AI tools have become widespread, and many investors, executives, and tech teams feel pressured to adopt them quickly or risk falling behind. But rushing into AI adoption without a solid plan can cause serious problems.

AI Fatigue Hits Tech Workers Hard

AI was expected to simplify work. But many software engineers find themselves more drained than ever. Siddhant Khare, a software engineer and AI tool developer, recently shared how the promise of AI boosting productivity turned into nonstop burnout. He shipped more code than ever, yet felt more exhausted.

Why? Khare explains that AI reduces the time needed to solve individual problems but increases the mental toll of juggling multiple tasks. Instead of deep focus, engineers now bounce between half a dozen problems daily, each requiring their review and decision-making.

Khare calls this "AI fatigue"—an exhaustion no tool can fix. Others in the engineering community echo his experience, reporting constant interruptions, loss of deep work, and a growing sense of burnout.

While AI systems don't get tired, people certainly do.

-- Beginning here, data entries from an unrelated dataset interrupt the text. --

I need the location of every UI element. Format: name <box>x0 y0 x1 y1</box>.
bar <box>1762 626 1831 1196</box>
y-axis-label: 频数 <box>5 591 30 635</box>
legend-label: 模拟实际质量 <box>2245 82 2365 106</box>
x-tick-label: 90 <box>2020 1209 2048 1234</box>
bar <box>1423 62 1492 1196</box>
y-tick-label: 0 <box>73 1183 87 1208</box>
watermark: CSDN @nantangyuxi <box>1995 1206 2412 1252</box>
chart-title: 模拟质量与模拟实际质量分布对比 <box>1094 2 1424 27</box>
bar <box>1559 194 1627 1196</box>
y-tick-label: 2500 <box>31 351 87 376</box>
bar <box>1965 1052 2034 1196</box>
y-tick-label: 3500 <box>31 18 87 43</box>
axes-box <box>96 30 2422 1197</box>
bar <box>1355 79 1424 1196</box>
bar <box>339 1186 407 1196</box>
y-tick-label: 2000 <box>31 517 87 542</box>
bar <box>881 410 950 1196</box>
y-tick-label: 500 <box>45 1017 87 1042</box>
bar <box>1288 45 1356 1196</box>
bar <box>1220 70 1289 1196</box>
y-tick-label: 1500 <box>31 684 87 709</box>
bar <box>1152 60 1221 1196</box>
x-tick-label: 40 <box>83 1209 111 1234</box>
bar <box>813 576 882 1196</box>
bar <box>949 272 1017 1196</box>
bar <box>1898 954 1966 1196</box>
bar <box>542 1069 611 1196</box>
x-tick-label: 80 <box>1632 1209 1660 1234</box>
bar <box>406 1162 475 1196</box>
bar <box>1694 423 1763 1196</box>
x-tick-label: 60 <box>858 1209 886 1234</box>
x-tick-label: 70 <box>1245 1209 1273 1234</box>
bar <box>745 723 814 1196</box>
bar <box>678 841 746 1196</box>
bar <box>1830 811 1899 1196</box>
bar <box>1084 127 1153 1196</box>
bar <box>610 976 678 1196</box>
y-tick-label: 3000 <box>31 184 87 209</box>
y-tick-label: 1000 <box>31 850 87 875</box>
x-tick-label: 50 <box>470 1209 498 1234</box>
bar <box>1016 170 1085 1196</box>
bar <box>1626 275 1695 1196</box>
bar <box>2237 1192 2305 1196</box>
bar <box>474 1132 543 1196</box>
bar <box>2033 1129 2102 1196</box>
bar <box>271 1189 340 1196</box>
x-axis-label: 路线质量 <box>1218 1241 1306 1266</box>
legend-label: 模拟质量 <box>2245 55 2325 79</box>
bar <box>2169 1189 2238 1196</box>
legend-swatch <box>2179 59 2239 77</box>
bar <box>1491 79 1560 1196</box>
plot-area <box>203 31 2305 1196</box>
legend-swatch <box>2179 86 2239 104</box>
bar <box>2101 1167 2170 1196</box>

At the same time, an eight-week Harvard Business Review study found AI tools didn’t cut down on workload for tech employees, underscoring the disconnect between AI’s promise and reality.

FOMO Drives Risky AI Adoption

Many businesses are deploying AI agents hastily because they fear missing out on AI's advantages. Companies feel real pressure to match competitors using "agentic" AI, which can autonomously manage complex tasks. But blind adoption is risky.

Research shows that nearly 40% of agentic AI projects may be canceled by 2027 due to unclear value and rising costs. Often, the hype hides important questions like what the AI will actually accomplish.

How does it fit existing workflows? What are the trade-offs?

McKinsey’s recent review of 50 AI projects highlights a key point: success comes from rethinking workflows, not just adding agents on top of old processes. If workflows aren't redesigned, even the best AI agents can fail.

Some firms have found wins by integrating AI into dynamic workflows like IT support, software development, and customer service. For example, a legal services provider revamped its contract review process, blending AI's speed with human judgment. Lawyers reviewed AI-flagged edge cases and refined the system’s knowledge, improving efficiency without losing control.

The Emotional Hook of AI Companions

AI's effects go beyond just improving business efficiency. There's a psychological side too. A Harvard Business School paper examined how AI companions keep users engaged by using emotional manipulation tactics. These bots use guilt, fear of missing out, or even pretend emotional harm to keep people chatting longer than intended.

These tactics cause users to stay on apps much longer—sometimes up to 14 times longer after they try to end chats. While companion AI differs from business AI, it highlights how AI can deeply influence human behavior, sometimes in unhealthy ways. The FTC is now investigating AI’s potential harms, especially for children, after troubling cases like a teen’s family suing OpenAI over alleged encouragement of suicidal thoughts.

AI tools can increase productivity, but they can also drain people emotionally and mentally. That’s a big cost often left out of the conversation.

Why You Should Step Back

With all this in mind, jumping on the AI bandwagon because everyone else is doing it isn’t smart. Leaders need to ignore the hype and focus on what AI can really do for their business and people.

That means starting with your workflows, not just your AI agents. It means being honest about costs, benefits, and risks—including burnout and emotional strain. It means designing AI-human partnerships carefully, with humans in control of critical decisions.

Avoiding FOMO might seem like falling behind in a fast race, but it can help prevent costly errors and safeguard employee wellbeing. The rush to adopt AI is real, but so are the risks.

AI holds great promise, but it also brings significant challenges. Ignoring AI FOMO and focusing on thoughtful, sustainable adoption could be the difference between success and burnout.